The agreement included nearly all the structural components of the BUILDER Act (sponsored by one of the key ceiling negotiators, Rep. Garrett Graves), which APWA President Keith Pugh testified before Congress in support of as part of efforts to streamline the National Environmental Policy Act (NEPA) process. His testimony was based on APWA public policy priorities, which in turn were based on the experiences of APWA members. These are the most significant reforms to NEPA since 1982 and include:

  • Implementing One Federal Decision for all projects that undergo NEPA reviews, facilitating the designation of a lead agency to set a permitting schedule and utilization of a single document for such reviews involving multiple agencies.
    • If there are two or more federal agencies involved in a proposed action, the agencies would be required to determine, by letter or memorandum, which agency would act as the lead agency. The decision would be based on several factors, including the extent and duration of an agency’s involvement and expertise related to the action’s environmental effects. Agencies could appoint federal, state, tribal, or local agencies as joint lead or cooperating agencies.
    • A lead agency would have to create procedures allowing a project sponsor to prepare an environmental assessment (EA) or environmental impact statement (EIS) under the agency’s supervision to expedite the process. The agency would have to independently evaluate the environmental document and take responsibility for the content.
  • Setting page and time limits for the completion of environmental documents and providing a right of action to project applicants if the agency does not adhere to deadlines.
    • One-year deadline and 75-page limit for EA.
    • Two-year maximum and 150-page limit for EIS unless a proposed action is deemed to be extraordinarily complex in which case the page limit is 300.
    • A project sponsor could petition a court to order the agency to act if it doesn’t meet its deadline. If the court determines the agency failed to act within the applicable deadline, the agency would generally be required to act not later than 90 days from the date the order was issued. Applicants can also agree with agencies to extend the deadlines.
  • Agencies can adopt categorical exclusions from other agencies’ NEPA procedures.

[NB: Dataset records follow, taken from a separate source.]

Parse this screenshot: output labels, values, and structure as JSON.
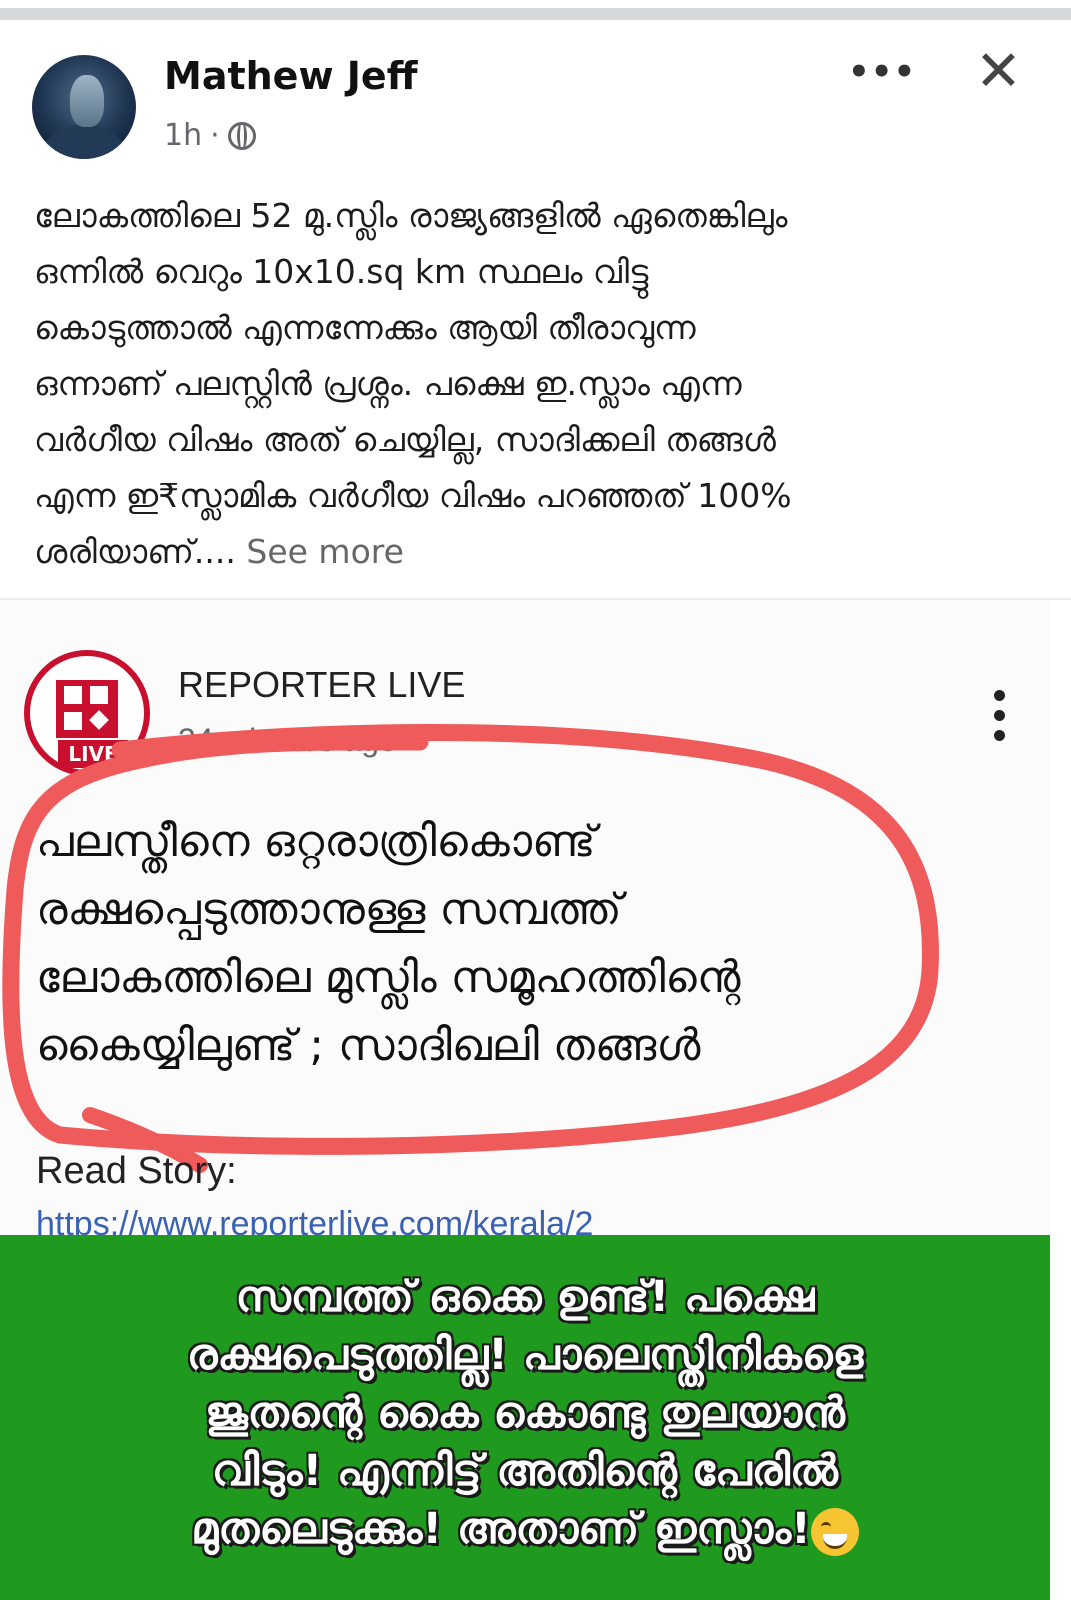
{
  "post": {
    "author": "Mathew Jeff",
    "time": "1h",
    "dot": "·",
    "more_icon": "•••",
    "close_icon": "✕",
    "text": "ലോകത്തിലെ 52 മു.സ്ലിം രാജ്യങ്ങളിൽ ഏതെങ്കിലും\nഒന്നിൽ വെറും 10x10.sq km സ്ഥലം വിട്ടു\nകൊടുത്താൽ എന്നന്നേക്കും ആയി തീരാവുന്ന\nഒന്നാണ് പലസ്റ്റിൻ പ്രശ്നം. പക്ഷെ ഇ.സ്ലാം എന്ന\nവർഗീയ വിഷം അത് ചെയ്യില്ല, സാദിക്കലി തങ്ങൾ\nഎന്ന ഇ₹സ്ലാമിക വർഗീയ വിഷം പറഞ്ഞത് 100%\nശരിയാണ്....",
    "see_more": "See more"
  },
  "shared": {
    "source": "REPORTER LIVE",
    "logo_badge": "LIVE",
    "time": "34 minutes ago",
    "headline": "പലസ്തീനെ ഒറ്റരാത്രികൊണ്ട്\nരക്ഷപ്പെടുത്താനുള്ള സമ്പത്ത്\nലോകത്തിലെ മുസ്ലിം സമൂഹത്തിന്റെ\nകൈയ്യിലുണ്ട് ; സാദിഖലി തങ്ങൾ",
    "read_story": "Read Story:",
    "link": "https://www.reporterlive.com/kerala/2"
  },
  "banner": {
    "text": "സമ്പത്ത് ഒക്കെ ഉണ്ട്! പക്ഷെ\nരക്ഷപെടുത്തില്ല! പാലെസ്തിനികളെ\nജൂതന്റെ കൈ കൊണ്ടു തുലയാൻ\nവിടും! എന്നിട്ട് അതിന്റെ പേരിൽ\nമുതലെടുക്കും! അതാണ് ഇസ്ലാം!",
    "emoji": "grinning-face-icon"
  },
  "colors": {
    "annotation_circle": "#ef5a5a",
    "banner_bg": "#1f9a1f",
    "brand_red": "#c8102e"
  }
}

They would have to consult with the other agency to ensure the adoption is appropriate and identify it publicly.
    • Agencies don’t have to prepare environmental analyses under NEPA if the proposed action isn’t final, is covered by a categorical exclusion, or if the analyses would conflict with the requirements of another law.
  • Allow agencies to consider the “reasonably foreseeable” environmental effects of proposed major actions and a “reasonable range” of alternatives, including an analysis of the negative environmental impacts of not implementing a proposed action.
  • Clarifying the definition of a “major federal action” under NEPA, including a list of actions that do not qualify as such.
  • Programmatic Reviews: Agencies would be able to rely on an analysis from an initial programmatic environmental review — those analyzing a policy, program, or group of actions — in a subsequent document for a related action if it occurs within five years and there’s no substantial new information. Agencies could rely on these reviews after five years if they reevaluate the initial analysis and underlying assumptions.
  • A study on modernizing the NEPA process by utilizing technologies to create an online portal to streamline communications and data sharing between agencies and project applicants.

Only significant part of BUILDER Act not included was judicial review, a Republican priority which is to be considered as part of a separate agreement later this year paired with the Democratic priority of expanding transmission for renewable energy. For a visual reference of the process changes click here.

Non-Permitting Provisions in Debt Ceiling Agreement

The ceiling is lifted until January 2025 and caps nondefense spending to current fiscal levels for 2024, then to an increase of 1 percent for fiscal 2025. After 2025, though, those spending limits would be unenforceable appropriations targets rather than statutory caps. The deal does contain language initially pushed by some House Republicans earlier this year: an automatic continuing resolution that will kick in if Congress fails to reach an appropriations agreement later this year. Additional components include:

  • No sharp cuts to non-defense discretionary spending, essentially flat funding levels
  • None of the recissions impact the Bipartisan Infrastructure Law or the IRA
  • Significant changes to the Clean Water Act are not in H.R. 3746
  • Recission of $2.2 billion for highway Infrastructure appropriated in CRRSAA
  • Enacts first ever Administrative Pay-Go to hold agencies accountable for the full cost of Executive rules and regulations by forcing them to be deficit neutral and find dollar-for-dollar savings in the government for costly rules and regulations.

Supposedly would have saved taxpayers $1.5 trillion in the last 2.5 years alone though because of the broad waiver authority and non-judicial review the impact is expected to be limited and the statute would sunset over two years.

Opposition to the agreement came from both the left and right with progressives generally opposing environmental provisions (such as limits on NEPA reviews) while conservatives opposed what they deemed insufficient cuts to federal spending (returning discretionary funding to pre-COVID levels).